A second possible scenario describes the observed transition to be induced directly by bond-reorientation through electron interaction or radiolysis. The motion of water molecules in vitrified amorphous ice has been reported in other EM studies.[7,34,35,43] Some measurements[7] showed that water molecules move ∼1 Å [root mean square (rms) distance] for each e–/Å2, leading to a pseudo-Brownian motion of embedded particles. The same mechanism that leads to this motion of water molecules may also drive the metastable HDA into the more stable state LDA. LDA is a nonequilibrium state itself, and one might assume that the process continues until the equilibrium crystalline state is reached. The lack of crystallization after doubling the dose indicates the limitation of this process at the given flux. Active heating of the stage as shown in Figure leads to direct crystallization of the whole sample. How does the observed motion[7] compare to the diffusive behavior of ultraviscous water? Measurements using X-ray photon correlation spectroscopy recently revealed that the observed transition happens in a diffusive manner by determining the diffusion coefficients during the eHDA–HDL–LDL transition.[21] This study[21] determined the diffusion coefficient for HDL at 115 K to be D = 0.8 nm2/s, which leads to a rms distance of ∼2 nm/s. Assuming a dose rate of 1 e–/Å2 s, there is a discrepancy of around 1 order of magnitude between the thermally induced motion and the beam-induced Brownian motion.

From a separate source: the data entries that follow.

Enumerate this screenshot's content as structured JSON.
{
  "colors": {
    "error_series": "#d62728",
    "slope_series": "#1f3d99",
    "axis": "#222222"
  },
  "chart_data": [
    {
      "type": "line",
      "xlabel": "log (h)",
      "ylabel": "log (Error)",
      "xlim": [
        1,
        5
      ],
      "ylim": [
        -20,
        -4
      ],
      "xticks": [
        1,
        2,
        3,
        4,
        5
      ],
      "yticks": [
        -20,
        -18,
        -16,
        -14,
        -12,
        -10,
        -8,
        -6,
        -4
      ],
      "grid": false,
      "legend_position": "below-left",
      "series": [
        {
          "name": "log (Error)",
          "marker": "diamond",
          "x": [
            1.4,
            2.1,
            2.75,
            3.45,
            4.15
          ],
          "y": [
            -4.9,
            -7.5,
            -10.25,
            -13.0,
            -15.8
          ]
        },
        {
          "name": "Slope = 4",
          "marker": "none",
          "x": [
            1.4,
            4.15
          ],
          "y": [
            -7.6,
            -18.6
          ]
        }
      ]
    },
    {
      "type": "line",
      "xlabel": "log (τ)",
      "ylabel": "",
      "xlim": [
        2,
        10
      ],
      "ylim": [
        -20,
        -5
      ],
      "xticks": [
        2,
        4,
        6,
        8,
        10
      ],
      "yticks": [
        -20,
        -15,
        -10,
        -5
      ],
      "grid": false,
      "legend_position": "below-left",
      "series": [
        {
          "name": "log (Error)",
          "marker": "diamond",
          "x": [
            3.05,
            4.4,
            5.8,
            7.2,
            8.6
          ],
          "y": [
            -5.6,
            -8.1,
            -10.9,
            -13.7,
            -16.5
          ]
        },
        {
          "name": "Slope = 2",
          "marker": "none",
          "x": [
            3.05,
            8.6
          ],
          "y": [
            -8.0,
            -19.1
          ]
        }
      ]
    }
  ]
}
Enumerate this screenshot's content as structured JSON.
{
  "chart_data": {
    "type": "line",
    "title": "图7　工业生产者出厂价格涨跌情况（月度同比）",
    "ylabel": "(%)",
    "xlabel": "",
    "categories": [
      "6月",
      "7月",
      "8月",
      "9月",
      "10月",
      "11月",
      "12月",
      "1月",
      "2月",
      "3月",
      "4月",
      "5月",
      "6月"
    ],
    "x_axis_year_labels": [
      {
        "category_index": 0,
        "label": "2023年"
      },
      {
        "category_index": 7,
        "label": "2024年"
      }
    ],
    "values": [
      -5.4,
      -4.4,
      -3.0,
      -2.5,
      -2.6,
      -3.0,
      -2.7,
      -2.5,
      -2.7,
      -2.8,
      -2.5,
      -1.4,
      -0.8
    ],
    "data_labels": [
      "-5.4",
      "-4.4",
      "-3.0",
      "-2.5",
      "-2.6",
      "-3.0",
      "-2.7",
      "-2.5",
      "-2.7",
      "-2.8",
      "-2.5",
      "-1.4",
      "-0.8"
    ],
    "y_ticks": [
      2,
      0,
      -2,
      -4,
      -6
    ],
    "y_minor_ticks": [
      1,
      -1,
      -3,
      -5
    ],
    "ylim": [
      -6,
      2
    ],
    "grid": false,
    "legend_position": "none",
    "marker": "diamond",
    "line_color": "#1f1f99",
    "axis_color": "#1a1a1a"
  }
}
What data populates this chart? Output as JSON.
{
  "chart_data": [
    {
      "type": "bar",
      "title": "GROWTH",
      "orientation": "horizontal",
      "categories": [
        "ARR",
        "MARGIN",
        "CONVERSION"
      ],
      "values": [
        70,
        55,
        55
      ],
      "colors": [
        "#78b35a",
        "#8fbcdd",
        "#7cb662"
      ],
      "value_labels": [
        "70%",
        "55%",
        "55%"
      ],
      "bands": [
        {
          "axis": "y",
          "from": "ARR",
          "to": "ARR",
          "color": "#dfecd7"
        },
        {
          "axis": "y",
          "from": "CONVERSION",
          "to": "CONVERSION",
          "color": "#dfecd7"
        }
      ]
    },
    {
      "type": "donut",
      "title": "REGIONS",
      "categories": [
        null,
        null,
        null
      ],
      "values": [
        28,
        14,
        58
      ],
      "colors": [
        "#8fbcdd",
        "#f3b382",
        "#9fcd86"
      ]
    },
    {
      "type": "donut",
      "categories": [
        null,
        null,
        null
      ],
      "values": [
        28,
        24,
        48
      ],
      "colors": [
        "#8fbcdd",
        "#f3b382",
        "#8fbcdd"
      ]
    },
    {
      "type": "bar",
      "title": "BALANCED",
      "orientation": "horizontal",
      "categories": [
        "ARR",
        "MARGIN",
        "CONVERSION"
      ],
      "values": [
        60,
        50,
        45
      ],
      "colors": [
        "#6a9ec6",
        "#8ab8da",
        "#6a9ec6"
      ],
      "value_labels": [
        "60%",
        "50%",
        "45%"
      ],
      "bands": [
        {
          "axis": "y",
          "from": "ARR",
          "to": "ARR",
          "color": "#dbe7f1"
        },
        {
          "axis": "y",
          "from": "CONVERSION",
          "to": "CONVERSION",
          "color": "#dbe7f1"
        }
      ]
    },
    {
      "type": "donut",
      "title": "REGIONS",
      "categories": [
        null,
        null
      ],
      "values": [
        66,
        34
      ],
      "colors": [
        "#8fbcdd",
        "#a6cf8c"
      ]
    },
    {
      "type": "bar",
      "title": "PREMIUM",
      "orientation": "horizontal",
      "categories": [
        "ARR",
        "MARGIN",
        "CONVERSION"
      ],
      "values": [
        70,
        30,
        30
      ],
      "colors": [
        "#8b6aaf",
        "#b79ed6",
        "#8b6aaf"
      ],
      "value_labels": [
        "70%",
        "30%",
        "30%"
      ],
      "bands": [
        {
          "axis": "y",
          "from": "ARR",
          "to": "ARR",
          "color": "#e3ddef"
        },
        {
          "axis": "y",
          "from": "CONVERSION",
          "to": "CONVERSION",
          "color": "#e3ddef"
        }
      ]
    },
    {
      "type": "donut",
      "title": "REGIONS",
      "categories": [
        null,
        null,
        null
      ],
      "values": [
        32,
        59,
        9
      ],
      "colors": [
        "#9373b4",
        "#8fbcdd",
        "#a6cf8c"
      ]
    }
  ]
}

To summarize, under the conditions used in this cryo-EM study, the observed high- to low-density transition can be explained by two mechanisms: (1) local heating due to low thermal conductivity of HDA, the exothermic character of the observed transition as well as limitations of the new sample preparation method and (2) pseudo-Brownian motion of water molecules due to bond reorientation induced by the electron beam. We conclude that the combination of both processes causes the sample to undergo a first-order like phase transition through a glass transition.